Taxes in the golden state amount to about $250 billion every year, which equates to $6,000 per Californian. A new report from the Tax Foundation puts our tax burden at 11 percent of personal income.
The subject of taxation in our fair state is always a matter of hot debate, whether it be in State Capitol among legislators or between PCOC members at one of our 19 district meetings. Too high or too low is the perennial question. Who would want to live in California given its high taxes, we ask.
California was the sixth-highest tax level of any state in 2012, but it had dropped from fourth in the 2011 rankings as the percentage also declined from 11.5 percent.
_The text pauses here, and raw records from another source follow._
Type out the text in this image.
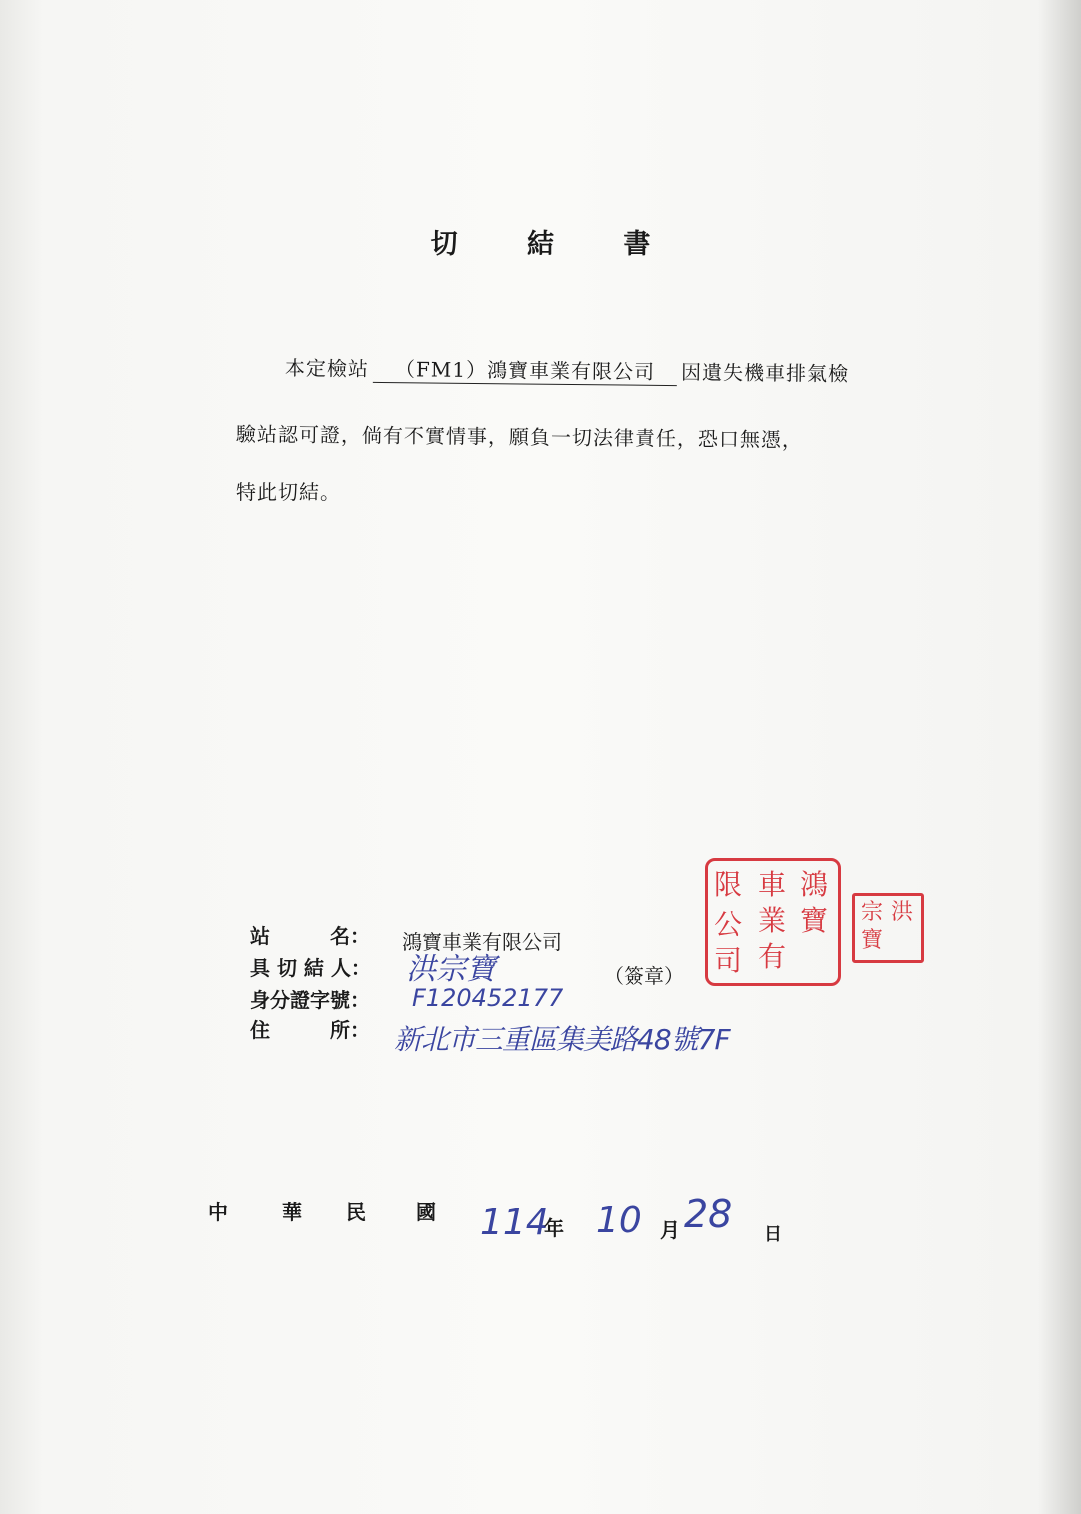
切 結 書
本定檢站 （FM1）鴻寶車業有限公司 因遺失機車排氣檢
驗站認可證，倘有不實情事，願負一切法律責任，恐口無憑，
特此切結。
鴻
車
限
寶
業
公
有
司
洪
宗
寶
站　　　名： 鴻寶車業有限公司
具 切 結 人： 洪宗寶	（簽章）
身分證字號： F120452177
住　　　所： 新北市三重區集美路48號7F
中	華 民	國 114
年 10 月 28 日
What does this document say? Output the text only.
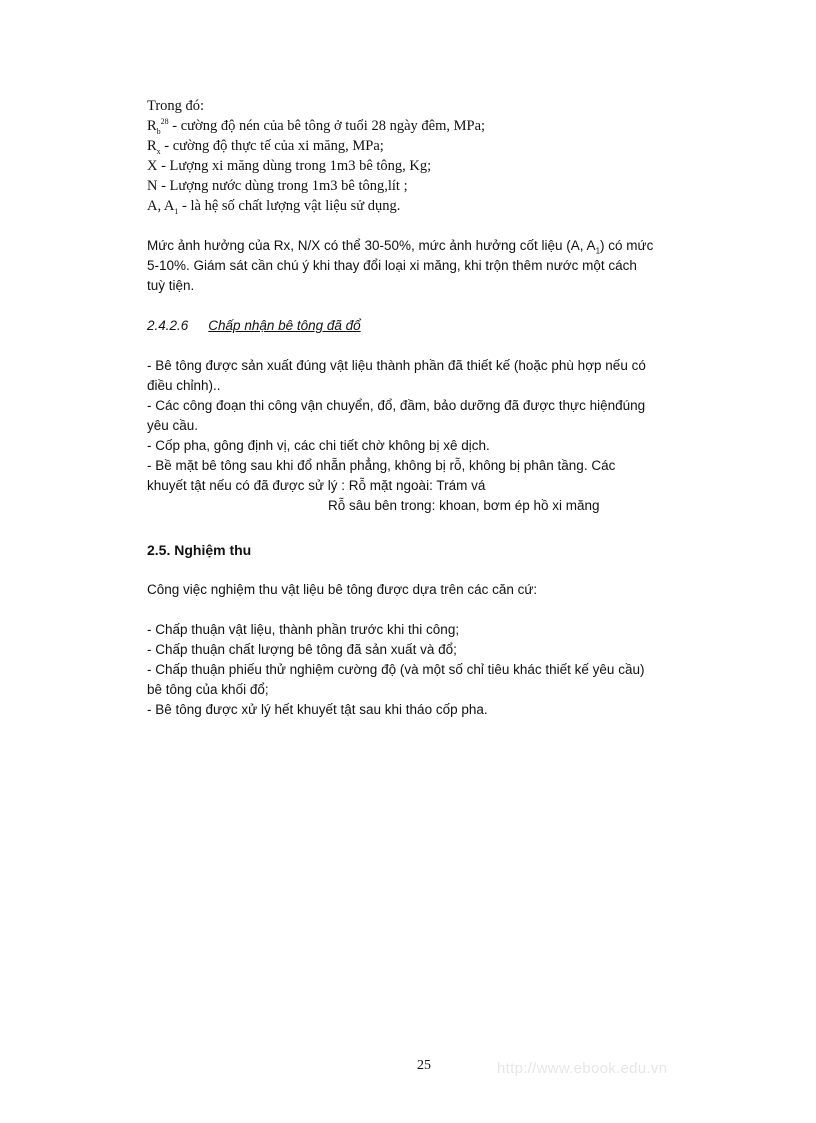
Trong đó:
$R_b^{28}$ - cường độ nén của bê tông ở tuổi 28 ngày đêm, MPa;
$R_x$ - cường độ thực tế của xi măng, MPa;
X - Lượng xi măng dùng trong 1m3 bê tông, Kg;
N - Lượng nước dùng trong 1m3 bê tông,lít ;
A, $A_1$ - là hệ số chất lượng vật liệu sử dụng.
Mức ảnh hưởng của Rx, N/X có thể 30-50%, mức ảnh hưởng cốt liệu (A, $A_1$) có mức
5-10%. Giám sát cần chú ý khi thay đổi loại xi măng, khi trộn thêm nước một cách
tuỳ tiện.
2.4.2.6 Chấp nhận bê tông đã đổ
- Bê tông được sản xuất đúng vật liệu thành phần đã thiết kế (hoặc phù hợp nếu có
điều chỉnh)..
- Các công đoạn thi công vận chuyển, đổ, đầm, bảo dưỡng đã được thực hiệnđúng
yêu cầu.
- Cốp pha, gông định vị, các chi tiết chờ không bị xê dịch.
- Bề mặt bê tông sau khi đổ nhẵn phẳng, không bị rỗ, không bị phân tầng. Các
khuyết tật nếu có đã được sử lý : Rỗ mặt ngoài: Trám vá
Rỗ sâu bên trong: khoan, bơm ép hồ xi măng
2.5. Nghiệm thu
Công việc nghiệm thu vật liệu bê tông được dựa trên các căn cứ:
- Chấp thuận vật liệu, thành phần trước khi thi công;
- Chấp thuận chất lượng bê tông đã sản xuất và đổ;
- Chấp thuận phiếu thử nghiệm cường độ (và một số chỉ tiêu khác thiết kế yêu cầu)
bê tông của khối đổ;
- Bê tông được xử lý hết khuyết tật sau khi tháo cốp pha.
25	http://www.ebook.edu.vn
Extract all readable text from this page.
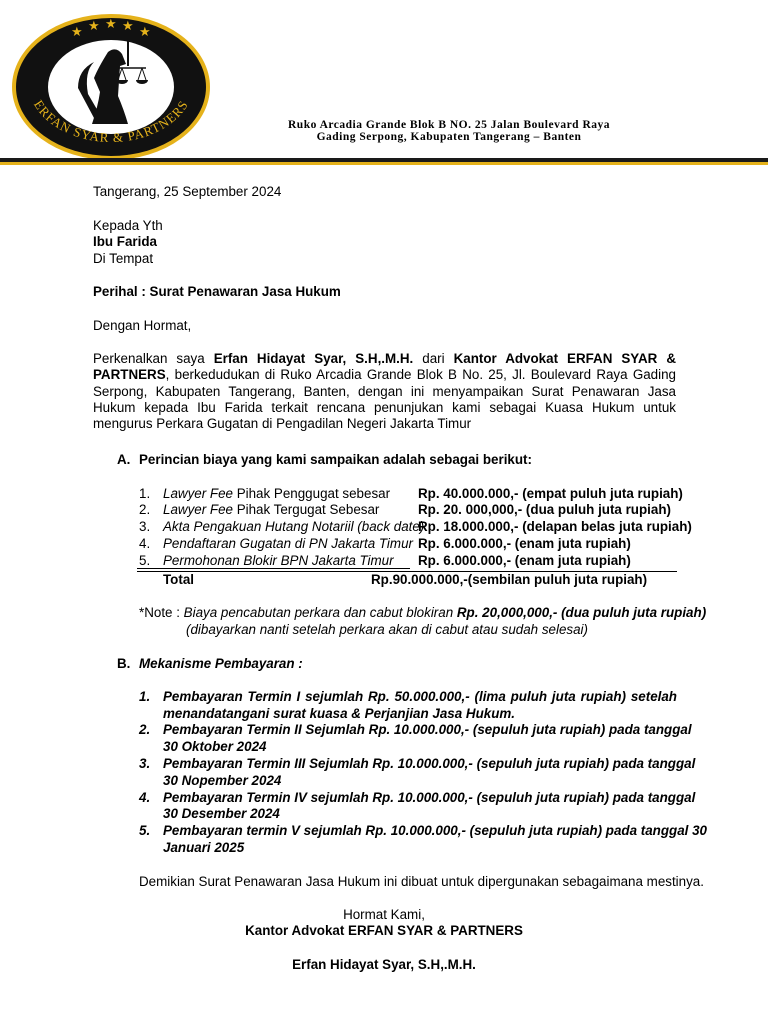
★ ★ ★ ★ ★
ERFAN SYAR & PARTNERS
Ruko Arcadia Grande Blok B NO. 25 Jalan Boulevard Raya
Gading Serpong, Kabupaten Tangerang – Banten
Tangerang, 25 September 2024
Kepada Yth
Ibu Farida
Di Tempat
Perihal : Surat Penawaran Jasa Hukum
Dengan Hormat,
Perkenalkan saya Erfan Hidayat Syar, S.H,.M.H. dari Kantor Advokat ERFAN SYAR & PARTNERS, berkedudukan di Ruko Arcadia Grande Blok B No. 25, Jl. Boulevard Raya Gading Serpong, Kabupaten Tangerang, Banten, dengan ini menyampaikan Surat Penawaran Jasa Hukum kepada Ibu Farida terkait rencana penunjukan kami sebagai Kuasa Hukum untuk mengurus Perkara Gugatan di Pengadilan Negeri Jakarta Timur
A. Perincian biaya yang kami sampaikan adalah sebagai berikut:
1. Lawyer Fee Pihak Penggugat sebesar Rp. 40.000.000,- (empat puluh juta rupiah)
2. Lawyer Fee Pihak Tergugat Sebesar	Rp. 20. 000,000,- (dua puluh juta rupiah)
3. Akta Pengakuan Hutang Notariil (back date)
Rp. 18.000.000,- (delapan belas juta rupiah)
4. Pendaftaran Gugatan di PN Jakarta Timur Rp. 6.000.000,- (enam juta rupiah)
5. Permohonan Blokir BPN Jakarta Timur Rp. 6.000.000,- (enam juta rupiah)
Total	Rp.90.000.000,-(sembilan puluh juta rupiah)
*Note : Biaya pencabutan perkara dan cabut blokiran Rp. 20,000,000,- (dua puluh juta rupiah)
(dibayarkan nanti setelah perkara akan di cabut atau sudah selesai)
B. Mekanisme Pembayaran :
1. Pembayaran Termin I sejumlah Rp. 50.000.000,- (lima puluh juta rupiah) setelah
menandatangani surat kuasa & Perjanjian Jasa Hukum.
2. Pembayaran Termin II Sejumlah Rp. 10.000.000,- (sepuluh juta rupiah) pada tanggal
30 Oktober 2024
3. Pembayaran Termin III Sejumlah Rp. 10.000.000,- (sepuluh juta rupiah) pada tanggal
30 Nopember 2024
4. Pembayaran Termin IV sejumlah Rp. 10.000.000,- (sepuluh juta rupiah) pada tanggal
30 Desember 2024
5. Pembayaran termin V sejumlah Rp. 10.000.000,- (sepuluh juta rupiah) pada tanggal 30
Januari 2025
Demikian Surat Penawaran Jasa Hukum ini dibuat untuk dipergunakan sebagaimana mestinya.
Hormat Kami,
Kantor Advokat ERFAN SYAR & PARTNERS
Erfan Hidayat Syar, S.H,.M.H.
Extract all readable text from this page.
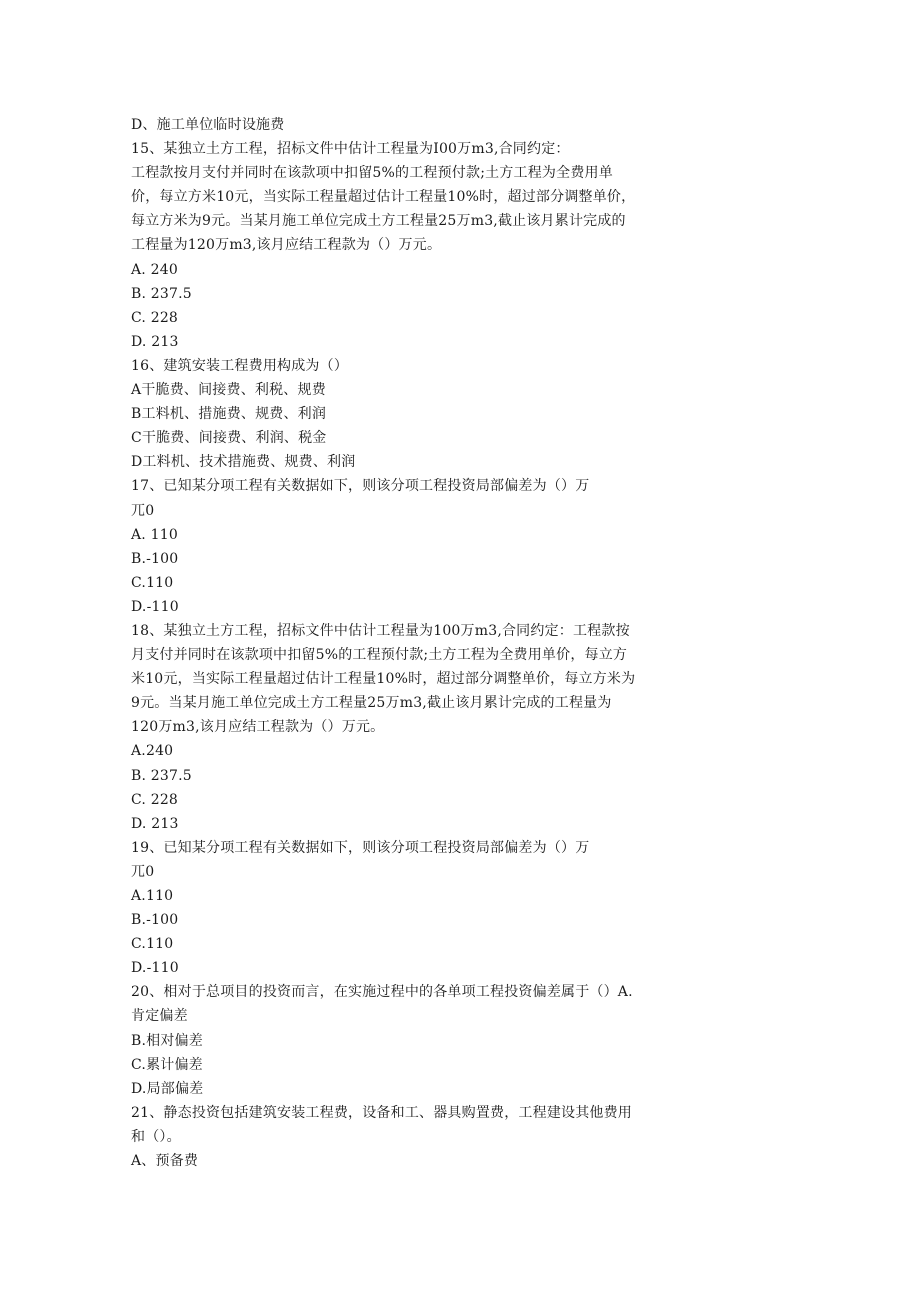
D、施工单位临时设施费
15、某独立土方工程，招标文件中估计工程量为I00万m3,合同约定：
工程款按月支付并同时在该款项中扣留5%的工程预付款;土方工程为全费用单
价，每立方米10元，当实际工程量超过估计工程量10%时，超过部分调整单价，
每立方米为9元。当某月施工单位完成土方工程量25万m3,截止该月累计完成的
工程量为120万m3,该月应结工程款为（）万元。
A. 240
B. 237.5
C. 228
D. 213
16、建筑安装工程费用构成为（）
A干脆费、间接费、利税、规费
B工料机、措施费、规费、利润
C干脆费、间接费、利润、税金
D工料机、技术措施费、规费、利润
17、已知某分项工程有关数据如下，则该分项工程投资局部偏差为（）万
兀0
A. 110
B.-100
C.110
D.-110
18、某独立土方工程，招标文件中估计工程量为100万m3,合同约定：工程款按
月支付并同时在该款项中扣留5%的工程预付款;土方工程为全费用单价，每立方
米10元，当实际工程量超过估计工程量10%时，超过部分调整单价，每立方米为
9元。当某月施工单位完成土方工程量25万m3,截止该月累计完成的工程量为
120万m3,该月应结工程款为（）万元。
A.240
B. 237.5
C. 228
D. 213
19、已知某分项工程有关数据如下，则该分项工程投资局部偏差为（）万
兀0
A.110
B.-100
C.110
D.-110
20、相对于总项目的投资而言，在实施过程中的各单项工程投资偏差属于（）A.
肯定偏差
B.相对偏差
C.累计偏差
D.局部偏差
21、静态投资包括建筑安装工程费，设备和工、器具购置费，工程建设其他费用
和（）。
A、预备费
Just before the passage of Proposition 13, California’s iconic property tax limit, in 1978, state and local taxation was 12.2 percent of personal income, the nation’s fourth highest.
With property taxes reduced and then limited, California dropped to under 11 percent and its burden has varied only marginally in the nearly 40 years since, ranging from a low of 10.5 percent in the early years of the last decade to as high as 11.7 percent in 2010. If California was still taxing at the 12.2 percent pre-Proposition 13 level, it would mean about $15 billion more in state and local revenue each year and put California in a tie with New Jersey for No. 3 behind New York’s 12.7 percent and Connecticut’s 12.6 percent.
These statistics frame what is certain to be a contentious debate this year by elected state legislators regarding the state budget and also by opponents of at least one statewide ballot initiative which extends the ‘temporary’ surcharges on high income Californians that voters adopted in 2012. Were this initiative to pass, it’s impact would be $8 billion a year.
A few billion here, a few billion there...pretty soon we are talking about real money.